More detailed explanation - a novel design space for applications is unlocked when end users can demonstrate verifiable proof of their web activity. It would be much easier to verify the authenticity of online activity if the TLS specification required servers to sign messages (albeit, with much higher overhead for servers). However, the TLS specification does not require this of servers. Therefore, a malicious client could forge encrypted and authenticated messages, claiming that the server sent those messages. Adding digital signatures to all web traffic would be an impossibly large computational overhead, but other approaches, like MPC Mode, Origo Mode, and TEE Mode can help solve this issue.

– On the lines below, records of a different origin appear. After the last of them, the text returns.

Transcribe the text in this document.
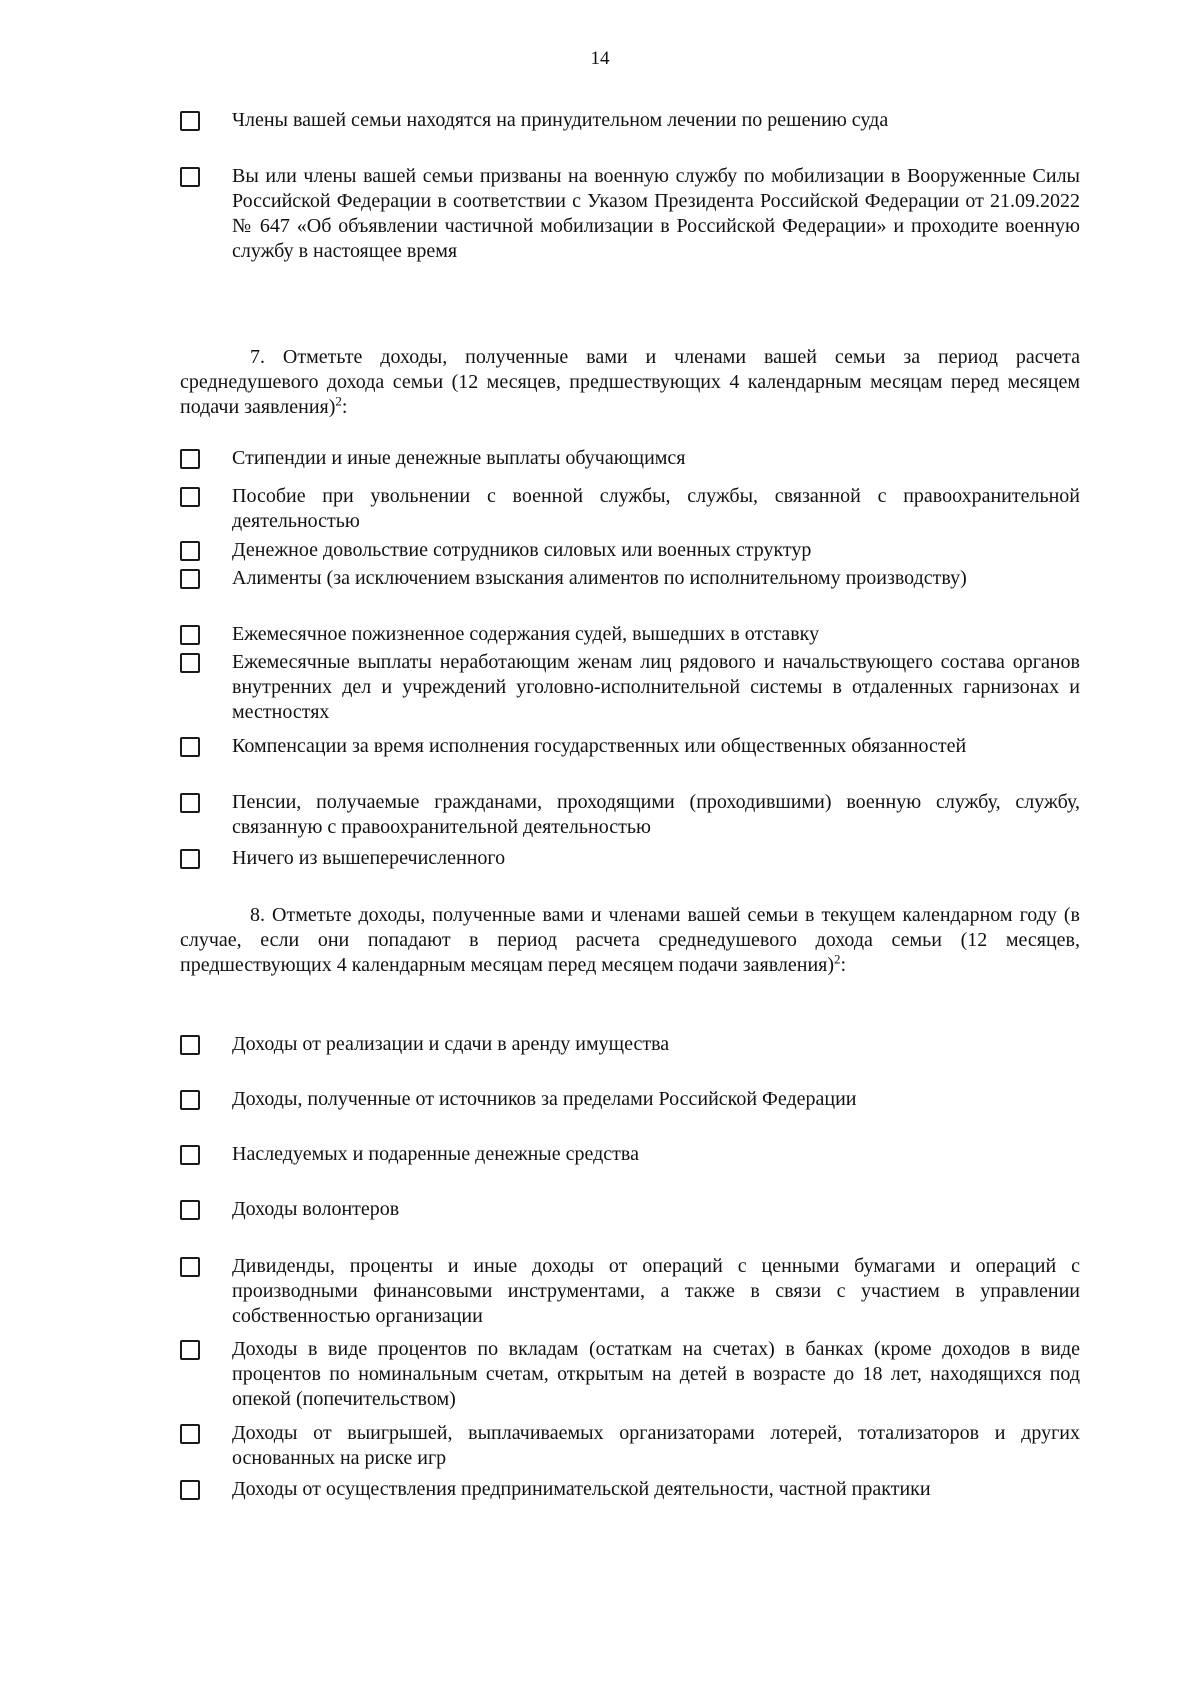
14
Члены вашей семьи находятся на принудительном лечении по решению суда
Вы или члены вашей семьи призваны на военную службу по мобилизации в Вооруженные Силы Российской Федерации в соответствии с Указом Президента Российской Федерации от 21.09.2022 № 647 «Об объявлении частичной мобилизации в Российской Федерации» и проходите военную службу в настоящее время
7. Отметьте доходы, полученные вами и членами вашей семьи за период расчета среднедушевого дохода семьи (12 месяцев, предшествующих 4 календарным месяцам перед месяцем подачи заявления)$^2$:
Стипендии и иные денежные выплаты обучающимся
Пособие при увольнении с военной службы, службы, связанной с правоохранительной деятельностью
Денежное довольствие сотрудников силовых или военных структур
Алименты (за исключением взыскания алиментов по исполнительному производству)
Ежемесячное пожизненное содержания судей, вышедших в отставку
Ежемесячные выплаты неработающим женам лиц рядового и начальствующего состава органов внутренних дел и учреждений уголовно-исполнительной системы в отдаленных гарнизонах и местностях
Компенсации за время исполнения государственных или общественных обязанностей
Пенсии, получаемые гражданами, проходящими (проходившими) военную службу, службу, связанную с правоохранительной деятельностью
Ничего из вышеперечисленного
8. Отметьте доходы, полученные вами и членами вашей семьи в текущем календарном году (в случае, если они попадают в период расчета среднедушевого дохода семьи (12 месяцев, предшествующих 4 календарным месяцам перед месяцем подачи заявления)$^2$:
Доходы от реализации и сдачи в аренду имущества
Доходы, полученные от источников за пределами Российской Федерации
Наследуемых и подаренные денежные средства
Доходы волонтеров
Дивиденды, проценты и иные доходы от операций с ценными бумагами и операций с производными финансовыми инструментами, а также в связи с участием в управлении собственностью организации
Доходы в виде процентов по вкладам (остаткам на счетах) в банках (кроме доходов в виде процентов по номинальным счетам, открытым на детей в возрасте до 18 лет, находящихся под опекой (попечительством)
Доходы от выигрышей, выплачиваемых организаторами лотерей, тотализаторов и других основанных на риске игр
Доходы от осуществления предпринимательской деятельности, частной практики
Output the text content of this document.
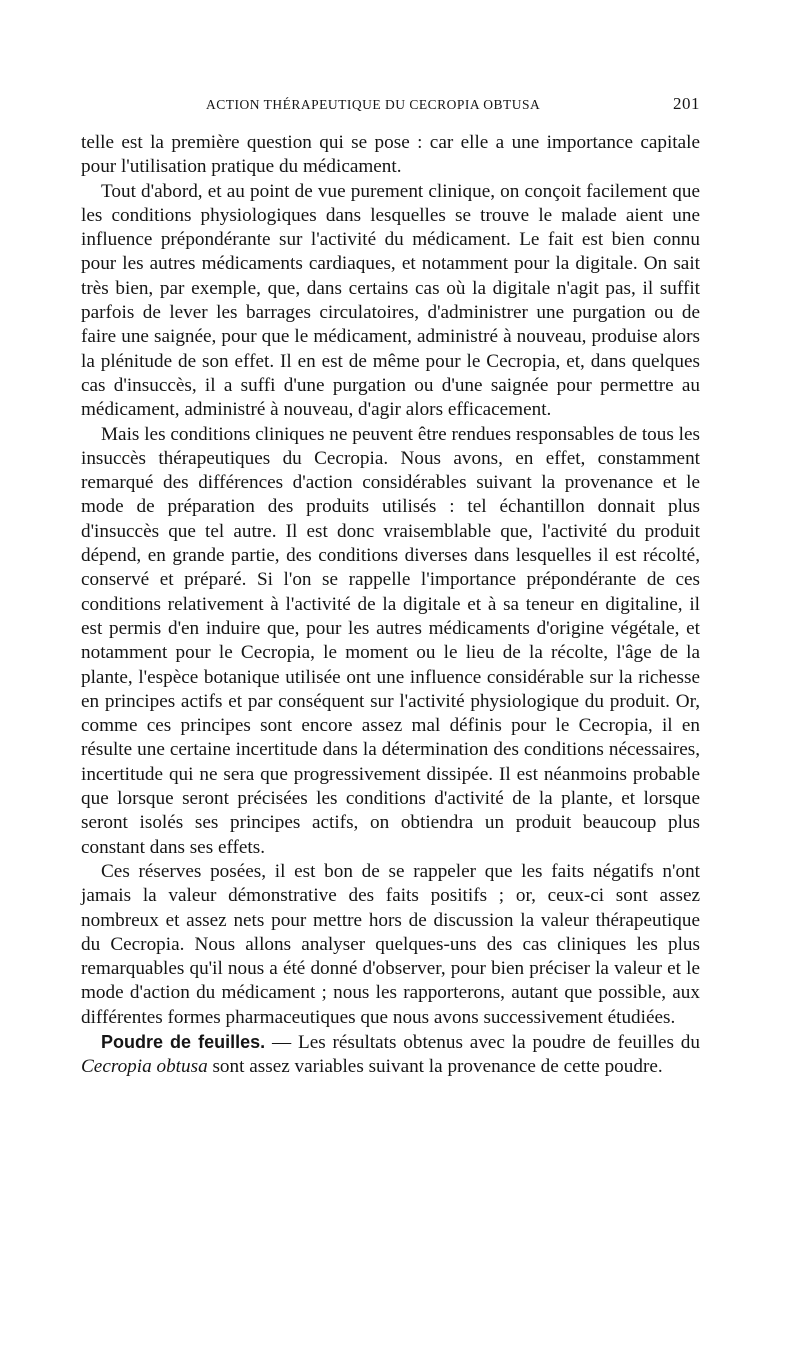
ACTION THÉRAPEUTIQUE DU CECROPIA OBTUSA	201

telle est la première question qui se pose : car elle a une importance capitale pour l'utilisation pratique du médicament.

Tout d'abord, et au point de vue purement clinique, on conçoit facilement que les conditions physiologiques dans lesquelles se trouve le malade aient une influence prépondérante sur l'activité du médicament. Le fait est bien connu pour les autres médicaments cardiaques, et notamment pour la digitale. On sait très bien, par exemple, que, dans certains cas où la digitale n'agit pas, il suffit parfois de lever les barrages circulatoires, d'administrer une purgation ou de faire une saignée, pour que le médicament, administré à nouveau, produise alors la plénitude de son effet. Il en est de même pour le Cecropia, et, dans quelques cas d'insuccès, il a suffi d'une purgation ou d'une saignée pour permettre au médicament, administré à nouveau, d'agir alors efficacement.

Mais les conditions cliniques ne peuvent être rendues responsables de tous les insuccès thérapeutiques du Cecropia. Nous avons, en effet, constamment remarqué des différences d'action considérables suivant la provenance et le mode de préparation des produits utilisés : tel échantillon donnait plus d'insuccès que tel autre. Il est donc vraisemblable que, l'activité du produit dépend, en grande partie, des conditions diverses dans lesquelles il est récolté, conservé et préparé. Si l'on se rappelle l'importance prépondérante de ces conditions relativement à l'activité de la digitale et à sa teneur en digitaline, il est permis d'en induire que, pour les autres médicaments d'origine végétale, et notamment pour le Cecropia, le moment ou le lieu de la récolte, l'âge de la plante, l'espèce botanique utilisée ont une influence considérable sur la richesse en principes actifs et par conséquent sur l'activité physiologique du produit. Or, comme ces principes sont encore assez mal définis pour le Cecropia, il en résulte une certaine incertitude dans la détermination des conditions nécessaires, incertitude qui ne sera que progressivement dissipée. Il est néanmoins probable que lorsque seront précisées les conditions d'activité de la plante, et lorsque seront isolés ses principes actifs, on obtiendra un produit beaucoup plus constant dans ses effets.

Ces réserves posées, il est bon de se rappeler que les faits négatifs n'ont jamais la valeur démonstrative des faits positifs ; or, ceux-ci sont assez nombreux et assez nets pour mettre hors de discussion la valeur thérapeutique du Cecropia. Nous allons analyser quelques-uns des cas cliniques les plus remarquables qu'il nous a été donné d'observer, pour bien préciser la valeur et le mode d'action du médicament ; nous les rapporterons, autant que possible, aux différentes formes pharmaceutiques que nous avons successivement étudiées.

Poudre de feuilles. — Les résultats obtenus avec la poudre de feuilles du Cecropia obtusa sont assez variables suivant la provenance de cette poudre.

In the Origo proxy approach, a proxy party forwards traffic passing between client and server, recording the ciphertext it observes. This prevents the client from forging arbitrary ciphertext and claiming it as the server response. The client convinces the proxy of the authenticity of the server’s Certificate Authority signature, proves the correct key derivation of the client’s session keys (inside of a zero-knowledge-proof to maintain privacy), and proves the consistency of the decryption of the observer ciphertext with the claimed plaintext.

In TEE Mode, a client’s request is routed through a proxy, which runs inside a Trusted Execution Environment. This proxy observes encrypted TLS session data (reusing components from our Origo networking stack) and generates attestations based on the observed data.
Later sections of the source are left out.